Biden renewed his call for Congress to pass nationwide voting standards that would include automatic voter registration nationwide, allow former felons to vote and limit the ways states can remove registered voters from the rolls. Such a bill passed the Democratic-controlled House earlier this month but faces opposition from Senate Republicans.
“This is Jim Crow in the 21st century,” Biden said in a statement. “It must end. We have a moral and constitutional obligation to act.”
Three voter-mobilization groups sued late Thursday to block the law, alleging that it violates the First and 14th Amendments of the U.S. Constitution and illegally hurts Black voters under the federal Voting Rights Act.
Georgia’s constitution says lawmakers “shall be free from arrest” during meetings of the General Assembly “except for treason, felony, or breach of the peace.”
Griggs questioned whether felony charges, with mandatory prison terms, were merited. A warrant claims Cannon resisted arrest by stomping on an officer’s feet, but Griggs said he’s seen no video supporting that accusation.
Griggs questioned whether the felony charge for disruption of the General Assembly could be applied because first and second offenses are misdemeanors, while only third and later offenses are felonies. Cannon has never been charged or convicted under that law before, Griggs said.
The law against disrupting a legislative meeting was challenged as unconstitutional in a lawsuit filed last year after people including Nikema Williams, then a state senator and now a U.S. representative, were arrested at the Capitol while protesting election results in 2018. All charges were dismissed in 2019.
Cannon, 29, won a special election to the House in 2016. The queer-identifying House member arrived to a maelstrom debate over enacting protections for religious freedom in Georgia that opponents said would legalize discrimination against gay and transgender people. Then-Gov. Nathan Deal vetoed the bill after opposition from business groups.

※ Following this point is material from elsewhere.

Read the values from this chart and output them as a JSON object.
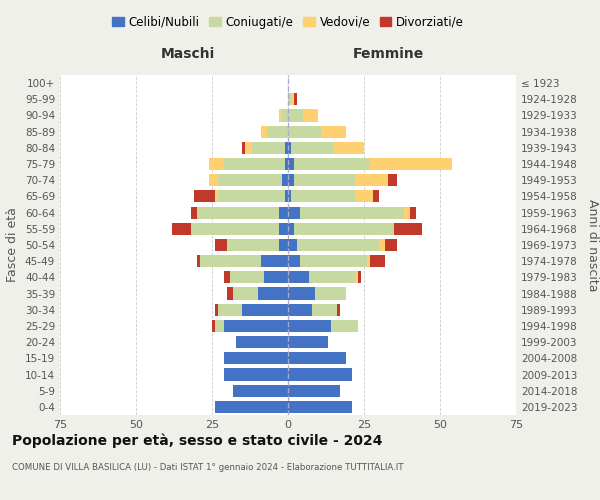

She’s an outspoken advocate of abortion rights and has worked to reduce the spread of AIDS.
Cannon had another run-in with officers in February. She and others held a two-hour sit-in on a Capitol stairway after Cannon said it was improper that a police officer led her away while Democrats were protesting voting bills. Cannon put her ear up to the bullhorn of an officer ordering protesters to disperse and then demanded an apology from another officer who moved her away.
A crowd of Cannon supporters including Warnock gathered Thursday outside the Fulton County jail awaiting Cannon’s release.
“We will not live in fear, and we will not be controlled,” Cannon wrote on social media after being released. “We have a right to our future and a right to our freedom.”
Warnock said Cannon is a member of Ebenezer Baptist Church, where he is the pastor, and he visited her inside the jail before her release.
“We are praying for her, we are praying for her family, but also for the soul of our democracy,” Warnock told reporters outside the jail. “We are witnessing right now, a kind of wrestling in the soul of Georgia. Will we go forward or will we go backwards? We will not allow a few politicians, in their craven lust for power, to take us back.